With eight goals, he won the Golden Boot, the most in a single World Cup since Ronaldo in 2002. He’s tied with Pele with 12 World Cup goals overall, and needs only four more to match Miroslav Klose’s record.
“Kylian has truly left his mark on the final,” said France coach Didier Deschamps. “Unfortunately, he did not leave it in the manner that he would have preferred. That’s why he was so let down by the end of the night.”
It is worth noting, however, that Mbappé is only 24 years old. He could easily play in another three World Cups.
Mbappé posted a photo of himself looking downcast while holding his Golden Boot award, with the World Cup trophy in the background, on Monday morning.
“We’ll be back,” he wrote in the caption.
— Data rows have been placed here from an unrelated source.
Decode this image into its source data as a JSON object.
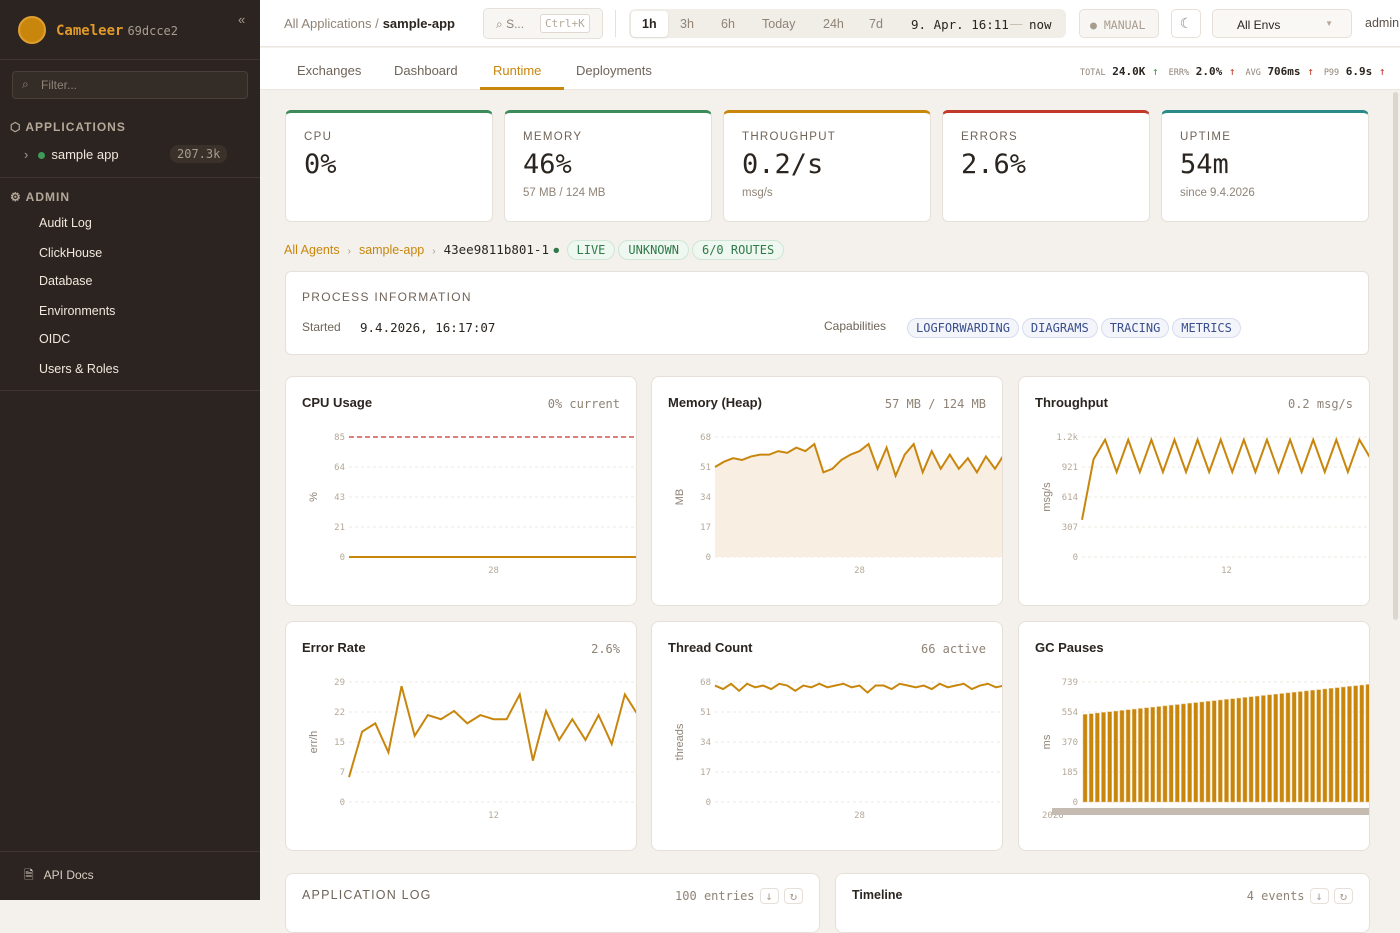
{
  "sidebar": {
    "brand": "Cameleer",
    "version": "69dcce2",
    "collapse": "«",
    "filter_placeholder": "Filter...",
    "applications_label": "APPLICATIONS",
    "app": {
      "name": "sample app",
      "count": "207.3k",
      "status_color": "#3d9b5a"
    },
    "admin_label": "ADMIN",
    "admin_items": [
      "Audit Log",
      "ClickHouse",
      "Database",
      "Environments",
      "OIDC",
      "Users & Roles"
    ],
    "api_docs": "API Docs"
  },
  "topbar": {
    "breadcrumb_root": "All Applications",
    "breadcrumb_sep": "/",
    "breadcrumb_current": "sample-app",
    "search_placeholder": "S...",
    "search_kbd": "Ctrl+K",
    "ranges": [
      "1h",
      "3h",
      "6h",
      "Today",
      "24h",
      "7d"
    ],
    "active_range": "1h",
    "range_from": "9. Apr. 16:11",
    "range_dash": "—",
    "range_to": "now",
    "manual": "● MANUAL",
    "theme_icon": "☾",
    "env": "All Envs",
    "user": "admin"
  },
  "tabs": [
    "Exchanges",
    "Dashboard",
    "Runtime",
    "Deployments"
  ],
  "active_tab": "Runtime",
  "stats": [
    {
      "k": "TOTAL",
      "v": "24.0K",
      "dir": "↑",
      "color": "green"
    },
    {
      "k": "ERR%",
      "v": "2.0%",
      "dir": "↑",
      "color": "red"
    },
    {
      "k": "AVG",
      "v": "706ms",
      "dir": "↑",
      "color": "red"
    },
    {
      "k": "P99",
      "v": "6.9s",
      "dir": "↑",
      "color": "red"
    }
  ],
  "kpis": [
    {
      "label": "CPU",
      "value": "0%",
      "sub": "",
      "color": "#3d8b5a"
    },
    {
      "label": "MEMORY",
      "value": "46%",
      "sub": "57 MB / 124 MB",
      "color": "#3d8b5a"
    },
    {
      "label": "THROUGHPUT",
      "value": "0.2/s",
      "sub": "msg/s",
      "color": "#c8860d"
    },
    {
      "label": "ERRORS",
      "value": "2.6%",
      "sub": "",
      "color": "#c0392b"
    },
    {
      "label": "UPTIME",
      "value": "54m",
      "sub": "since 9.4.2026",
      "color": "#2a8a8a"
    }
  ],
  "agent": {
    "all": "All Agents",
    "app": "sample-app",
    "id": "43ee9811b801-1",
    "badges": [
      "LIVE",
      "UNKNOWN",
      "6/0 ROUTES"
    ]
  },
  "process": {
    "title": "PROCESS INFORMATION",
    "started_label": "Started",
    "started": "9.4.2026, 16:17:07",
    "capabilities_label": "Capabilities",
    "capabilities": [
      "LOGFORWARDING",
      "DIAGRAMS",
      "TRACING",
      "METRICS"
    ]
  },
  "chart_data": [
    {
      "type": "line",
      "title": "CPU Usage",
      "value": "0% current",
      "ylabel": "%",
      "yticks": [
        "0",
        "21",
        "43",
        "64",
        "85"
      ],
      "ylim": [
        0,
        85
      ],
      "xticks": [
        "28"
      ],
      "threshold": 85,
      "threshold_color": "#d9534f",
      "values": [
        0,
        0,
        0,
        0,
        0,
        0,
        0,
        0,
        0,
        0,
        0,
        0,
        0,
        0,
        0,
        0,
        0,
        0,
        0,
        0
      ]
    },
    {
      "type": "area",
      "title": "Memory (Heap)",
      "value": "57 MB / 124 MB",
      "ylabel": "MB",
      "yticks": [
        "0",
        "17",
        "34",
        "51",
        "68"
      ],
      "ylim": [
        0,
        68
      ],
      "xticks": [
        "28"
      ],
      "values": [
        51,
        54,
        56,
        55,
        57,
        58,
        58,
        60,
        59,
        62,
        60,
        64,
        48,
        50,
        55,
        58,
        60,
        64,
        50,
        62,
        46,
        58,
        64,
        48,
        60,
        50,
        58,
        50,
        56,
        48,
        57,
        50,
        58
      ]
    },
    {
      "type": "line",
      "title": "Throughput",
      "value": "0.2 msg/s",
      "ylabel": "msg/s",
      "yticks": [
        "0",
        "307",
        "614",
        "921",
        "1.2k"
      ],
      "ylim": [
        0,
        1228
      ],
      "xticks": [
        "12"
      ],
      "values": [
        380,
        1000,
        1200,
        870,
        1200,
        870,
        1200,
        870,
        1200,
        870,
        1200,
        870,
        1200,
        870,
        1200,
        870,
        1200,
        870,
        1200,
        870,
        1200,
        870,
        1200,
        870,
        1200,
        1000
      ]
    },
    {
      "type": "line",
      "title": "Error Rate",
      "value": "2.6%",
      "ylabel": "err/h",
      "yticks": [
        "0",
        "7",
        "15",
        "22",
        "29"
      ],
      "ylim": [
        0,
        29
      ],
      "xticks": [
        "12"
      ],
      "values": [
        6,
        17,
        19,
        12,
        28,
        16,
        21,
        20,
        22,
        19,
        21,
        20,
        20,
        26,
        10,
        22,
        15,
        20,
        15,
        21,
        14,
        26,
        21
      ]
    },
    {
      "type": "line",
      "title": "Thread Count",
      "value": "66 active",
      "ylabel": "threads",
      "yticks": [
        "0",
        "17",
        "34",
        "51",
        "68"
      ],
      "ylim": [
        0,
        68
      ],
      "xticks": [
        "28"
      ],
      "values": [
        66,
        64,
        67,
        63,
        67,
        65,
        66,
        64,
        67,
        66,
        63,
        66,
        65,
        67,
        65,
        66,
        67,
        65,
        66,
        62,
        66,
        66,
        64,
        67,
        66,
        65,
        66,
        64,
        67,
        65,
        66,
        67,
        64,
        66,
        67,
        65,
        66
      ]
    },
    {
      "type": "bar",
      "title": "GC Pauses",
      "value": "",
      "ylabel": "ms",
      "yticks": [
        "0",
        "185",
        "370",
        "554",
        "739"
      ],
      "ylim": [
        0,
        739
      ],
      "xticks": [
        "2026"
      ],
      "values": [
        540,
        544,
        548,
        552,
        556,
        560,
        564,
        568,
        572,
        576,
        580,
        584,
        588,
        592,
        596,
        600,
        604,
        608,
        612,
        616,
        620,
        624,
        628,
        632,
        636,
        640,
        644,
        648,
        652,
        656,
        660,
        664,
        668,
        672,
        676,
        680,
        684,
        688,
        692,
        696,
        700,
        704,
        708,
        712,
        716,
        720,
        724
      ]
    }
  ],
  "bottom": {
    "log_title": "APPLICATION LOG",
    "log_count": "100 entries",
    "timeline_title": "Timeline",
    "timeline_count": "4 events"
  }
}
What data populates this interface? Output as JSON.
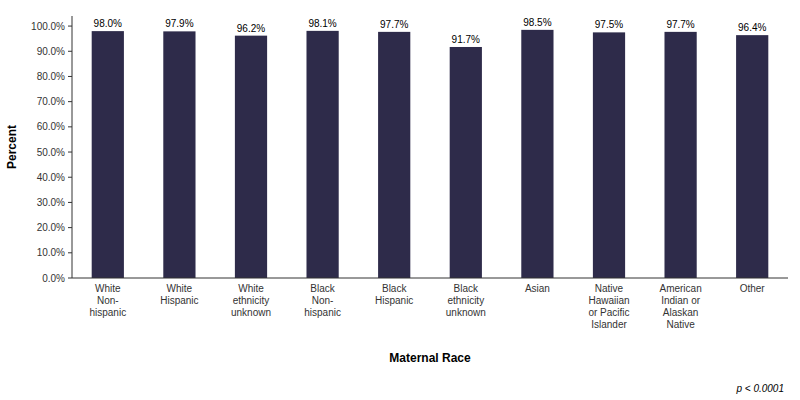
{
  "chart_data": {
    "type": "bar",
    "categories": [
      "White\nNon-\nhispanic",
      "White\nHispanic",
      "White\nethnicity\nunknown",
      "Black\nNon-\nhispanic",
      "Black\nHispanic",
      "Black\nethnicity\nunknown",
      "Asian",
      "Native\nHawaiian\nor Pacific\nIslander",
      "American\nIndian or\nAlaskan\nNative",
      "Other"
    ],
    "values": [
      98.0,
      97.9,
      96.2,
      98.1,
      97.7,
      91.7,
      98.5,
      97.5,
      97.7,
      96.4
    ],
    "value_labels": [
      "98.0%",
      "97.9%",
      "96.2%",
      "98.1%",
      "97.7%",
      "91.7%",
      "98.5%",
      "97.5%",
      "97.7%",
      "96.4%"
    ],
    "data_labels": true,
    "color": "#2E2B4A",
    "ylabel": "Percent",
    "xlabel": "Maternal Race",
    "ylim": [
      0,
      104
    ],
    "yticks": [
      {
        "value": 0,
        "label": "0.0%"
      },
      {
        "value": 10,
        "label": "10.0%"
      },
      {
        "value": 20,
        "label": "20.0%"
      },
      {
        "value": 30,
        "label": "30.0%"
      },
      {
        "value": 40,
        "label": "40.0%"
      },
      {
        "value": 50,
        "label": "50.0%"
      },
      {
        "value": 60,
        "label": "60.0%"
      },
      {
        "value": 70,
        "label": "70.0%"
      },
      {
        "value": 80,
        "label": "80.0%"
      },
      {
        "value": 90,
        "label": "90.0%"
      },
      {
        "value": 100,
        "label": "100.0%"
      }
    ],
    "annotation": "p < 0.0001",
    "grid": false
  }
}
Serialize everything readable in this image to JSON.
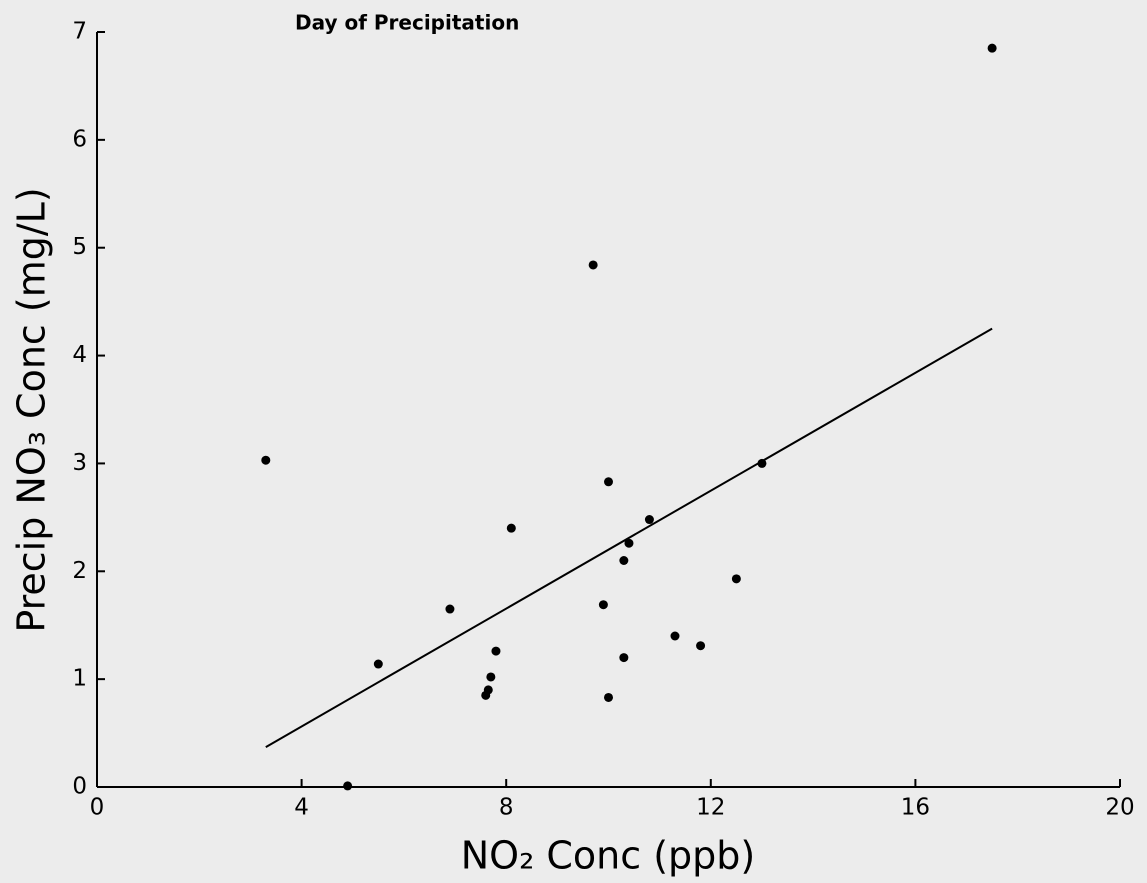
{
  "chart_data": {
    "type": "scatter",
    "title": "Day of Precipitation",
    "x_label": "NO₂ Conc (ppb)",
    "y_label": "Precip NO₃ Conc (mg/L)",
    "x": [
      3.3,
      4.9,
      5.5,
      6.9,
      7.6,
      7.65,
      7.7,
      7.8,
      8.1,
      9.7,
      9.9,
      10.0,
      10.0,
      10.3,
      10.3,
      10.4,
      10.8,
      11.3,
      11.8,
      12.5,
      13.0,
      17.5
    ],
    "series": [
      {
        "name": "Precip NO3",
        "color": "#000000",
        "values": [
          3.03,
          0.01,
          1.14,
          1.65,
          0.85,
          0.9,
          1.02,
          1.26,
          2.4,
          4.84,
          1.69,
          2.83,
          0.83,
          1.2,
          2.1,
          2.26,
          2.48,
          1.4,
          1.31,
          1.93,
          3.0,
          6.85
        ]
      }
    ],
    "trendline": {
      "x": [
        3.3,
        17.5
      ],
      "y": [
        0.37,
        4.25
      ],
      "color": "#000000"
    },
    "xlim": [
      0,
      20
    ],
    "xticks": [
      0,
      4,
      8,
      12,
      16,
      20
    ],
    "ylim": [
      0,
      7
    ],
    "yticks": [
      0,
      1,
      2,
      3,
      4,
      5,
      6,
      7
    ],
    "grid": false
  }
}
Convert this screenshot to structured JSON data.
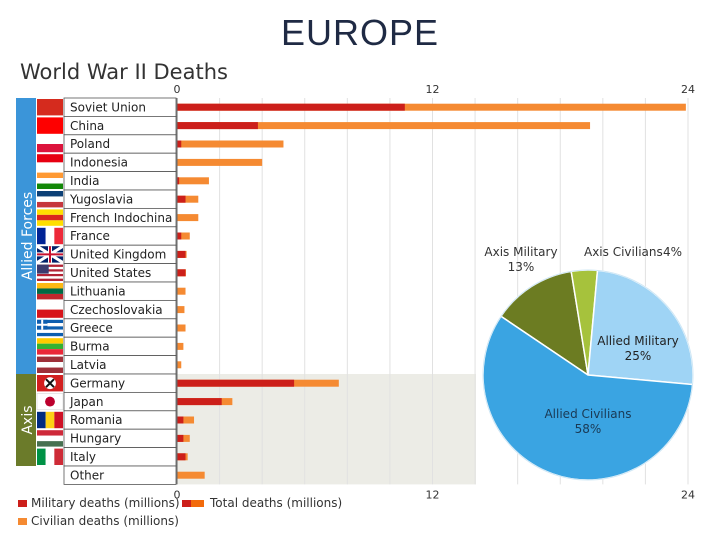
{
  "slide": {
    "title": "EUROPE"
  },
  "chart_data": [
    {
      "type": "bar",
      "title": "World War II Deaths",
      "xlim": [
        0,
        24
      ],
      "xticks": [
        0,
        12,
        24
      ],
      "group_labels": {
        "allied": "Allied Forces",
        "axis": "Axis"
      },
      "categories": [
        "Soviet Union",
        "China",
        "Poland",
        "Indonesia",
        "India",
        "Yugoslavia",
        "French Indochina",
        "France",
        "United Kingdom",
        "United States",
        "Lithuania",
        "Czechoslovakia",
        "Greece",
        "Burma",
        "Latvia",
        "Germany",
        "Japan",
        "Romania",
        "Hungary",
        "Italy",
        "Other"
      ],
      "groups": [
        "allied",
        "allied",
        "allied",
        "allied",
        "allied",
        "allied",
        "allied",
        "allied",
        "allied",
        "allied",
        "allied",
        "allied",
        "allied",
        "allied",
        "allied",
        "axis",
        "axis",
        "axis",
        "axis",
        "axis",
        "other"
      ],
      "series": [
        {
          "name": "Military deaths (millions)",
          "values": [
            10.7,
            3.8,
            0.2,
            0.0,
            0.1,
            0.4,
            0.0,
            0.2,
            0.4,
            0.4,
            0.0,
            0.0,
            0.0,
            0.0,
            0.0,
            5.5,
            2.1,
            0.3,
            0.3,
            0.4,
            0.0
          ]
        },
        {
          "name": "Total deaths (millions)",
          "values": [
            23.9,
            19.4,
            5.0,
            4.0,
            1.5,
            1.0,
            1.0,
            0.6,
            0.45,
            0.42,
            0.4,
            0.35,
            0.4,
            0.3,
            0.2,
            7.6,
            2.6,
            0.8,
            0.6,
            0.5,
            1.3
          ]
        }
      ],
      "legend": {
        "placement": "bottom",
        "items": [
          {
            "label": "Military deaths (millions)",
            "color": "#cc1f1a"
          },
          {
            "label": "Total deaths (millions)",
            "color": "#f26a0b"
          },
          {
            "label": "Civilian deaths (millions)",
            "color": "#f58a32"
          }
        ]
      },
      "colors": {
        "military": "#cc1f1a",
        "civilian": "#f58a32",
        "allied_band": "#3b95d9",
        "axis_band": "#6b7b2a"
      }
    },
    {
      "type": "pie",
      "slices": [
        {
          "label": "Allied Civilians",
          "value": 58,
          "display": "58%",
          "color": "#3aa4e2"
        },
        {
          "label": "Axis Military",
          "value": 13,
          "display": "13%",
          "color": "#6c7c22"
        },
        {
          "label": "Axis Civilians",
          "value": 4,
          "display": "4%",
          "color": "#a6c23c"
        },
        {
          "label": "Allied Military",
          "value": 25,
          "display": "25%",
          "color": "#9fd4f5"
        }
      ]
    }
  ]
}
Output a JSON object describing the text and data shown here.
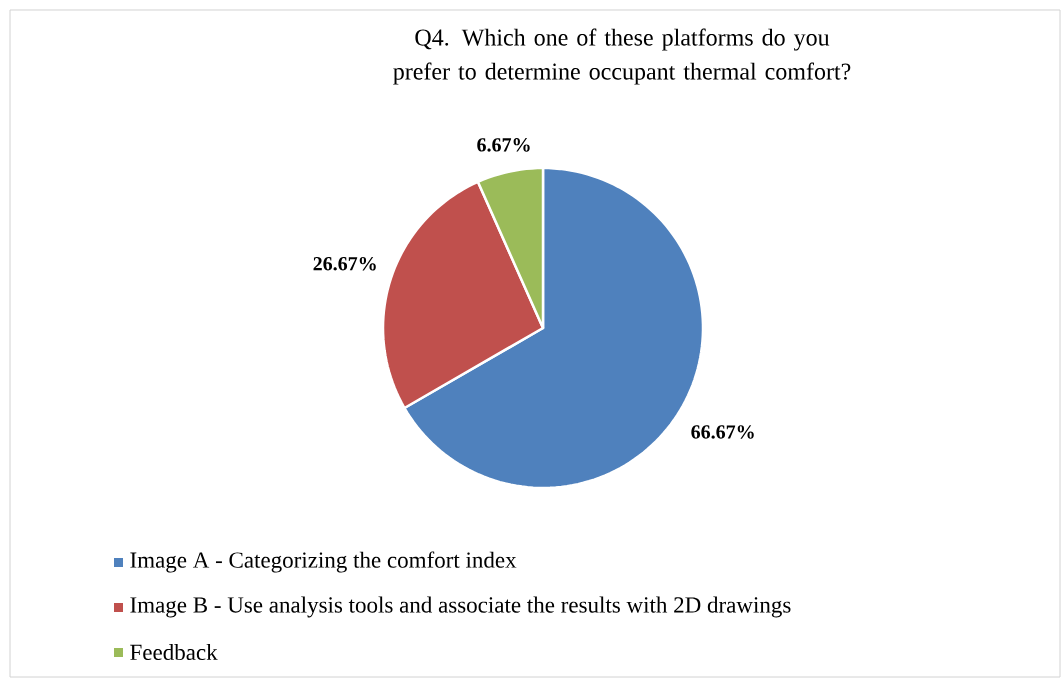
{
  "chart_data": {
    "type": "pie",
    "title": "Q4. Which one of these platforms do you prefer to determine occupant thermal comfort?",
    "categories": [
      "Image A - Categorizing the comfort index",
      "Image B - Use analysis tools and associate the results with 2D drawings",
      "Feedback"
    ],
    "values": [
      66.67,
      26.67,
      6.67
    ],
    "colors": [
      "#4f81bd",
      "#c0504d",
      "#9bbb59"
    ],
    "value_labels": [
      "66.67%",
      "26.67%",
      "6.67%"
    ],
    "legend": "bottom"
  }
}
Before the World Cup began, there were concerns about the quality of a tournament held in the middle of the European season. There were notable absences due to injuries sustained just before the game – Karim Benzema, Marco Reus, and Sadio Mané, to name a few – and concerns that the players in Qatar would be too tired to perform at their best.
Those concerns were unfounded. The World Cup was a never-ending wild and wonderful ride, with each day bringing another exciting game. Argentina is stunned by Saudi Arabia. Japan astounds Germany. The USMNT “defeated” England. Croatia defeats Brazil. The Netherlands are making a comeback against Argentina.
Morocco’s incredible and unexpected run, of course.
It culminated in what was arguably the best World Cup Final ever. If you can’t get behind the beautiful game after that captivating, heart-in-your-mouth thriller, you’ll never get it.
It would be painful enough if his greatest rival won the World Cup, a title he lacks. The fact that Messi was commanding the spotlight while Ronaldo was relegated to Portugal’s bench heightens the humiliation.
The term “electronic commerce” refers to the sale of electronic goods. What a letdown for a player who was once thought to be among the best ever.
Time for a halt
What exactly is time? Nobody knew anything about this World Cup!
Soccer fans are used to having three, four, or even five minutes added to halves to account for injuries, fouls, and other interruptions in play. But at this World Cup, it bordered on the ridiculous, with nine and ten minutes of stoppage time becoming routine.
It’s not stoppage time if you’re going to add that many minutes. It’s a completely new section of the game.
Qatar and FIFA
As exciting as the games were, they couldn’t make up for the human rights violations, backstabbing, and general ickiness that surrounded this tournament.
FIFA, hardly a paragon of virtue to begin with, sold out whatever integrity remained two days before the World Cup began by agreeing to Qatar’s demand to throw longtime sponsor Budweiser under the bus and not sell alcoholic beer in stadiums. It allowed LGBTQ fans and allies to be harassed at stadiums and other official sites while remaining silent on women’s marginalisation.
Meanwhile, Qatar’s long-term ambitions as a tourist destination and host of major sporting events have suffered. Rather than appearing welcoming and urbane like neighbouring Dubai and Abu Dhabi, it came off as provincial and small-minded. Its organisation of the tournament was surprisingly clunky after having 12 years to prepare, with ticketing and crowd control an issue throughout the World Cup.